AK Parti’nin hikayesi, farklı siyasi hikayeleri bir arada tutan, birleştiren bir Türkiye hikayesiydi ve “ya demokrasi ya hiç” diyen bir hikayeydi. 

Aradan çeyrek asır geçti bugün hala yeni anayasa diyoruz, demokrasi diyoruz, Kürt meselesi diyoruz, refahı arttırmak ve yoksulluğu yok etmek istiyoruz. 

Bu gerçekler nedeniyle Kuruluştaki  kodlar partiyi iktidara taşıyan hikayenin özüdür ve bugün de kıymetinden bir şey kaybetmiş değil, sorun AK Parti’nin bu kıymetten uzaklaşmış olmasıdır. Partide statükodan yana olanlar ve hiç bir şey olmamış gibi davranarak kulağının arkasına yatanlar seçim yenilgilerine rağmen  işte bu siyasi kodlara dönmeye de şiddetle karşılar. 

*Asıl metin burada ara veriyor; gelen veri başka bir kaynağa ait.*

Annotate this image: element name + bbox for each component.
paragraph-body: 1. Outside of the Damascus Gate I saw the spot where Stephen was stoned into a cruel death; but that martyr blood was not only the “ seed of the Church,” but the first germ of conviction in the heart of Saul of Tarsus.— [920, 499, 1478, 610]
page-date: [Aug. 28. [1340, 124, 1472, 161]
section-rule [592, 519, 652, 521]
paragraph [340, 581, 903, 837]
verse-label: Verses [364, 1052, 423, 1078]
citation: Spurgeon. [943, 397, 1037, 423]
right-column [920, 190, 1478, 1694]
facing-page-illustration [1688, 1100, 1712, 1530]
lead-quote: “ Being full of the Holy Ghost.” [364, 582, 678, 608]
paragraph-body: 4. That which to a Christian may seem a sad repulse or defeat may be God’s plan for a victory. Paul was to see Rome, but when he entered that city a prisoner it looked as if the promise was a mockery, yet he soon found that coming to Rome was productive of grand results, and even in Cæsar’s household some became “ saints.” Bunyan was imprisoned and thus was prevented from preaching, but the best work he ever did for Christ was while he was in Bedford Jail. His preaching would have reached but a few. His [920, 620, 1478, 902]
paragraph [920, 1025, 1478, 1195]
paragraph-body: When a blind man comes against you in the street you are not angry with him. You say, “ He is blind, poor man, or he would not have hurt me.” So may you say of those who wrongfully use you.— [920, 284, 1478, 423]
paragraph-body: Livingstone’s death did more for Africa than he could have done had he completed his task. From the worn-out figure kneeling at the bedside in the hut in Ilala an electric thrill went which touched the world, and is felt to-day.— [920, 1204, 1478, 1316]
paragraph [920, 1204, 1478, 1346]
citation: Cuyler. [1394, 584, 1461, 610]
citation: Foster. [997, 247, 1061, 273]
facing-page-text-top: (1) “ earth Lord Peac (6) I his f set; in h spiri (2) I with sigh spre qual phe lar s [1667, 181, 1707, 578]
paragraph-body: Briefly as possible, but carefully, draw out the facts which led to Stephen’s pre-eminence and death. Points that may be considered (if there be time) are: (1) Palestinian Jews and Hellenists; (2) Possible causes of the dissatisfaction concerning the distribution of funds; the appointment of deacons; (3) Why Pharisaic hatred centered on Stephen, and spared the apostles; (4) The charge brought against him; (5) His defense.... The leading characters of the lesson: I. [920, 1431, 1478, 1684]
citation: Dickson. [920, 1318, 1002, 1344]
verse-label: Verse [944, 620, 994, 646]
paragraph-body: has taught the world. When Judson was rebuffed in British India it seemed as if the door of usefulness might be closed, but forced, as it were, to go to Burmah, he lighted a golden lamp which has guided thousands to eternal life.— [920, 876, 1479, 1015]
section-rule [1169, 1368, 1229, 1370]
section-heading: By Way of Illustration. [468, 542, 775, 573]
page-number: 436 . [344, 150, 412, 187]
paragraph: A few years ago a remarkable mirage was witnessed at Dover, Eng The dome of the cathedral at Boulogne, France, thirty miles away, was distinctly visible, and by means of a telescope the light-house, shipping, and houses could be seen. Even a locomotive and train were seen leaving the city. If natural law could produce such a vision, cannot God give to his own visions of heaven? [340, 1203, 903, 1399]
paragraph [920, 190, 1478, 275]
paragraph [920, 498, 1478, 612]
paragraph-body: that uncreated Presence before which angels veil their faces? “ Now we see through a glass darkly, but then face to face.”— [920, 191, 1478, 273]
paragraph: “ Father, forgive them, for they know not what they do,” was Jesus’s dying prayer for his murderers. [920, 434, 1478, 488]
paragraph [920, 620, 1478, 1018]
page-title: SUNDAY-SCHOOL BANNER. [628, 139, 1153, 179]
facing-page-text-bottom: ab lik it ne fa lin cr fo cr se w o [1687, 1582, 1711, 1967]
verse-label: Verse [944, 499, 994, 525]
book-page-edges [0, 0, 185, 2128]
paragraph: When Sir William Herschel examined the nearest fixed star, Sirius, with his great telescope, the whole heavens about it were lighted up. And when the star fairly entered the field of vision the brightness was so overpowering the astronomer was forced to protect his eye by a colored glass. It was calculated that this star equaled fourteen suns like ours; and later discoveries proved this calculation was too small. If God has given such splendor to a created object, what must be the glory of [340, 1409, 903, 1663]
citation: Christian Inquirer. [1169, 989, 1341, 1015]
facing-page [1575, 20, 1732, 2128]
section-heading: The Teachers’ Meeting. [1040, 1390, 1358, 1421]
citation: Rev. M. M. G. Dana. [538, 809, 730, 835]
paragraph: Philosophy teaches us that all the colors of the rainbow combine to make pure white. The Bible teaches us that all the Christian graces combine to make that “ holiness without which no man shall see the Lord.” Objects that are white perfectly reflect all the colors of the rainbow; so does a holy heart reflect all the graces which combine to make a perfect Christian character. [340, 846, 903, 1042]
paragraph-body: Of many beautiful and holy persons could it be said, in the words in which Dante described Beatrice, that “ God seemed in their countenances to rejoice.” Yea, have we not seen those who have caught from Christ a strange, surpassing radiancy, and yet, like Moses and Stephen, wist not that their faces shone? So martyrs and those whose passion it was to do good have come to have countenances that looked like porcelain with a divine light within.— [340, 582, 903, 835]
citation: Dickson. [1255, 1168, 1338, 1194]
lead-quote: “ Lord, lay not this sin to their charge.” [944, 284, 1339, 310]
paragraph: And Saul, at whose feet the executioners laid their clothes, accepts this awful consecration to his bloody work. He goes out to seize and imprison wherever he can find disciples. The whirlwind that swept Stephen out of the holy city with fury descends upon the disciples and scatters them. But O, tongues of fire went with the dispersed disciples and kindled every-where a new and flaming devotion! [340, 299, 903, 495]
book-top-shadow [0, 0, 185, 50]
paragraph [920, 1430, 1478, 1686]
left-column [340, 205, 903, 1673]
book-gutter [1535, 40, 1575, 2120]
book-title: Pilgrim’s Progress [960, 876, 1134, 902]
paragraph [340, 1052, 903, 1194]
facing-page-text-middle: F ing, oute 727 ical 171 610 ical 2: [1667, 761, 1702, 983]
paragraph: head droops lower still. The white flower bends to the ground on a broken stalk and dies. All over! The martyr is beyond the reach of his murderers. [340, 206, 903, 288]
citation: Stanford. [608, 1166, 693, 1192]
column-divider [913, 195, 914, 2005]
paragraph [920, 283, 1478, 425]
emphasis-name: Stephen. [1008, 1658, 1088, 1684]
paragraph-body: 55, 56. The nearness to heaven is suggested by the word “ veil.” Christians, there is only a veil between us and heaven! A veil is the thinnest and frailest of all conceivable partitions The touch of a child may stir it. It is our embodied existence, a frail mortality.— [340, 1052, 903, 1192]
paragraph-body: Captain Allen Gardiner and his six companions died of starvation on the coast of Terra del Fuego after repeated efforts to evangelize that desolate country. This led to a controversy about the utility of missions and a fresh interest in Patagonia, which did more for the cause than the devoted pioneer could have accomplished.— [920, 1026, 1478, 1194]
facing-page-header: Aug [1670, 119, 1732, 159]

“Siyasi kodlara dönme çağrısı yanlış, çünkü Türkiye ve dünya yirmi yıl öncesine göre çok değişti” diyorlar.

Doğru Türkiye ve dünya çok değişti.

Ama bu değişimin ruhunu dahi, AK Partinin kuruluşundaki siyasi kodlarla değil de başka neyle açıklayacağız?

Yeni anayasamız oldu da haberimiz mi yok?

Yargı, şu bu, demokrasi sorunumuz yok mu?

Kürtler ve Türkler arasındaki bin yıllık kalem ve silah arkadaşlığına rağmen; Kürt meselesinin küresel bir mesele haline geldiği bu yüzyılda Ortadoğu’daki Kürtlerin umudu neden Türkiye değil de ABD!

Hiç üzülmeyecek, endişe duymayacak ve sorgulamayacak mıyız?”